Schizophrenia-related cognitive dysfunction in the Cyclin-D2 knockout mouse model of ventral hippocampal hyperactivity

Author:

Grimm Christina M.,Aksamaz Sonat,Schulz Stefanie,Teutsch Jasper,Sicinski Piotr,Liss Birgit,Kätzel Dennis

Abstract

ABSTRACTElevated activity at the output stage of the anterior hippocampus has been described as a physiological endophenotype of schizophrenia, and its development maps onto the transition from its prodromal to its psychotic state. Interventions that halt the spreading glutamatergic over-activity in this region and thereby the development of overt schizophrenia could be promising therapies. However, animal models with high construct validity to support such pre-clinical development are scarce. The Cyclin-D2 knockout (CD2-KO) mouse model shows a hippocampal Parvalbumin-interneuron dysfunction and its pattern of hippocampal over-activity shares similarities with that seen in prodromal patients. In a comprehensive phenotyping of CD2-KO mice, we found that they displayed novelty-induced hyperlocomotion (a correlate in the positive symptom domain), that was largely resistant against D1- and D2-dopamine receptor antagonism, but responsive to the mGluR2/3-agonist LY379268. In the negative symptom domain, CD2-KO mice showed transiently reduced sucrose-preference (anhedonia), but enhanced interaction with novel mice and objects, as well as normal nest building and incentive motivation. Also, unconditioned anxiety, perseveration, and motor impulsivity were unaltered.
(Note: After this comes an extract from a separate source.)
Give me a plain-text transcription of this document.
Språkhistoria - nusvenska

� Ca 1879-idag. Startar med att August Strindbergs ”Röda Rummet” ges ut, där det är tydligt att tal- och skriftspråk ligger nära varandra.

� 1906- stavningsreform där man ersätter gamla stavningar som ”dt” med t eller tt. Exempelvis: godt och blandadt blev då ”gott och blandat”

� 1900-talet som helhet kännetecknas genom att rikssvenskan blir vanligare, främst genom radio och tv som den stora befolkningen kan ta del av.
However, in the cognitive domain, CD2-knockouts showed reduced executive function in assays of rule-shift and rule-reversal learning, but also an impairment in working memory, that was resistant against LY379268. In contrast, sustained attention and forms of spatial and object-related memory that are mediated by short-term habituation of stimulus-specific attention were intact. Our results suggest, that CD2-KO mice are a valuable model in translational research targeted at the pharmacoresistant cognitive symptom domain in causal relation to hippocampal over-activity in the prodrome-to-psychosis transition.